Hi @valerio.battaglia,
GSuite is titled “G Suite: Collaboration & Productivity Apps for Business” so it’s obviously a business product / targeted for Enterprises (employees), rather than consumers. That’s the reason it’s under Enterprise Connections.
Sure, if it works with a regular social connection for your use case, that’s fine to use.

Okay, great to hear that @mathiasconradt. So we can sort of limit the Google Social Connection to login only users of our GSuite by hooking them together.
This question that pops in my mind now is, what exactly are the differences between the Google Social Connection and the GSuite Enterprise Connection? What benefits / cons would you have by using one or the other?

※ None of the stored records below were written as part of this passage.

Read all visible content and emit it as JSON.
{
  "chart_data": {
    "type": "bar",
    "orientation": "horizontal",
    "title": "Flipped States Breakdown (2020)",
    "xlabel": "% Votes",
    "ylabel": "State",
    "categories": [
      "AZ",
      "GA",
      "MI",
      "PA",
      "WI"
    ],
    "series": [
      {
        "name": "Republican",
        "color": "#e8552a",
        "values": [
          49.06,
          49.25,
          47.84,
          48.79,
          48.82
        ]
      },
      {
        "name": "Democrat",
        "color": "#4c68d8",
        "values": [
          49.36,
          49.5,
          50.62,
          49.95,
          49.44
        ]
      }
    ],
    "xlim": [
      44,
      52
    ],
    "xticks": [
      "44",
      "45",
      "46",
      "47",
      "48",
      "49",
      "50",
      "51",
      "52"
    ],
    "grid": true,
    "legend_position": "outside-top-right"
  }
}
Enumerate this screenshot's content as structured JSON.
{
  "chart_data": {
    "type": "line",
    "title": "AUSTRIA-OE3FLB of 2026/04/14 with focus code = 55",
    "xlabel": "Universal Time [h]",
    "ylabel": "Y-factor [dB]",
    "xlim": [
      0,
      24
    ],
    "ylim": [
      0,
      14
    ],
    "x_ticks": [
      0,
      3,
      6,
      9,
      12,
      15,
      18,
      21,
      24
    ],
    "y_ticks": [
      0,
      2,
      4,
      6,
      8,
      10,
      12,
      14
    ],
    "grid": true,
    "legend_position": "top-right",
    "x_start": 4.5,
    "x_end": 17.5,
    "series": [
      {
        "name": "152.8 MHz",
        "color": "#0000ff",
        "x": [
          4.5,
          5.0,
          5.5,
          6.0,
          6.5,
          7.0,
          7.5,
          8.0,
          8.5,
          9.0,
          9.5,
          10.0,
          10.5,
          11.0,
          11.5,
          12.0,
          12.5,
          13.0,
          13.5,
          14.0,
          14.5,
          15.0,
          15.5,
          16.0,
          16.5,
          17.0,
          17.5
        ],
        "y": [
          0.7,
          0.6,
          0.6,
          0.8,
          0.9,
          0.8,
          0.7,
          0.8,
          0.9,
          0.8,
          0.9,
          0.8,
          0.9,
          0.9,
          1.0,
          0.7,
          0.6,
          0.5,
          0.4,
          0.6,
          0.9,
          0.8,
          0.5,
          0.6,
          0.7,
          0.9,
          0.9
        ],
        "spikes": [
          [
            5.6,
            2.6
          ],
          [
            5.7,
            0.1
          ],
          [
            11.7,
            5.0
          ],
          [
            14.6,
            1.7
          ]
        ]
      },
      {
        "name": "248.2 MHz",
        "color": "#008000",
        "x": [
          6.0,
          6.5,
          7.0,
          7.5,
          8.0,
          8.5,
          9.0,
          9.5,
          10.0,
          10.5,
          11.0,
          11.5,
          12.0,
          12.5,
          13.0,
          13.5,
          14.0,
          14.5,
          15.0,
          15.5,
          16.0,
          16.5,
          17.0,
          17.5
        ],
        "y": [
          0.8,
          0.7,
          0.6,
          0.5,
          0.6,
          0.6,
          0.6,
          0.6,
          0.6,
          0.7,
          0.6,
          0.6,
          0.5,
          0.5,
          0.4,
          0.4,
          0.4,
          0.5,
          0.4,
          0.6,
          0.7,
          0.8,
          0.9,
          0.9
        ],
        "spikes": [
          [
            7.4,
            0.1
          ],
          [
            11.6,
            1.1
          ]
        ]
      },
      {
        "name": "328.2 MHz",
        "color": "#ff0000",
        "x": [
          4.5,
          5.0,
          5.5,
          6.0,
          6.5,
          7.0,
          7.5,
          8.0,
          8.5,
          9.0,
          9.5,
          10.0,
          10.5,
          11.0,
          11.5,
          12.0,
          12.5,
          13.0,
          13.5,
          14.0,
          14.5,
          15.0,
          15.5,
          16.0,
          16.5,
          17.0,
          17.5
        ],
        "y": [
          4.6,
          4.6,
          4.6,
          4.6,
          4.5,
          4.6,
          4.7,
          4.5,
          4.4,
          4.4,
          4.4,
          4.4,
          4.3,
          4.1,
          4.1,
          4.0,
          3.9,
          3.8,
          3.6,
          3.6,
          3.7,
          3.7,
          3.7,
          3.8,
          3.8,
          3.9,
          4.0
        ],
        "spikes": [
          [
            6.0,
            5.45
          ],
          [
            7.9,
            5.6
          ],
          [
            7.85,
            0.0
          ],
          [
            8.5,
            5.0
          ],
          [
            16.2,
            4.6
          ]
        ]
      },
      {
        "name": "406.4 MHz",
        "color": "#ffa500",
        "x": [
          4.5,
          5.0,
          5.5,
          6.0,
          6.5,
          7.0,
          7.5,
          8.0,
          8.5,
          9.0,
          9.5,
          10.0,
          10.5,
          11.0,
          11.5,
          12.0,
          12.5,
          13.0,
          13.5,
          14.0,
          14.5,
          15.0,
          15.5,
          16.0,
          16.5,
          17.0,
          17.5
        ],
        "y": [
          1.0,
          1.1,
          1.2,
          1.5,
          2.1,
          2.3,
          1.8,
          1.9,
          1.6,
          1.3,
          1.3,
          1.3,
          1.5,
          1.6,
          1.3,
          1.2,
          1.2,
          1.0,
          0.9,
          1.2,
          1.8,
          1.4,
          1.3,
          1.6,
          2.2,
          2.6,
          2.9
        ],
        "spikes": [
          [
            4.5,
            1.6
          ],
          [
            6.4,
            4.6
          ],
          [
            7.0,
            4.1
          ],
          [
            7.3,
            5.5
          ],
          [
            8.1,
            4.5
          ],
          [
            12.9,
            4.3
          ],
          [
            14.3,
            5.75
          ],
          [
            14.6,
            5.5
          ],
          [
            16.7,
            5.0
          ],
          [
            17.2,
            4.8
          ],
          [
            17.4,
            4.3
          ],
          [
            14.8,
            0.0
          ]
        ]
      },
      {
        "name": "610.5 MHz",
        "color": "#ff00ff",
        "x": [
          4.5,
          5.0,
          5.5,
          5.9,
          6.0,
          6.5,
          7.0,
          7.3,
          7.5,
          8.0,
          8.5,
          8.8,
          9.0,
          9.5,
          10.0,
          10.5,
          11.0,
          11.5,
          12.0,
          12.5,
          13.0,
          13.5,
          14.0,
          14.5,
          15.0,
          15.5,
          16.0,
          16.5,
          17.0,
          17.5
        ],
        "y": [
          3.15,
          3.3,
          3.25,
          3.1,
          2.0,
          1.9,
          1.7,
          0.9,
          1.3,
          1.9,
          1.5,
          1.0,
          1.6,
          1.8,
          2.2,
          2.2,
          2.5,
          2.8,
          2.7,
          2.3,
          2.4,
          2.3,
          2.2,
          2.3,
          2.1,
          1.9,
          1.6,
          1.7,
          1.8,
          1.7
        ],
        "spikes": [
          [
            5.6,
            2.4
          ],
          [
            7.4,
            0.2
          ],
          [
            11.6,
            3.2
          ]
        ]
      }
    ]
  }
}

Three that come to my mind right now:

(1)
GSuite connections offers this optional flag Sync user profile attributes at each login to be disabled, so that it only syncs attributes once (at first login).

(2)
Another benefit is that you can define “Domain Aliases” in the configuration, which allows for Home Real Discovery.

https://auth0.com/docs/libraries/lock/v11/selecting-the-connection-for-multiple-logins:

Selecting the appropriate Identity Providers from multiple options is called “Home Realm Discovery”.

(3)
GSuite connection allows for extended attributes like groups (isDomainAdmin, isAccountSuspended, agreedToTerms) to be synced, which aren’t in the regular social connection.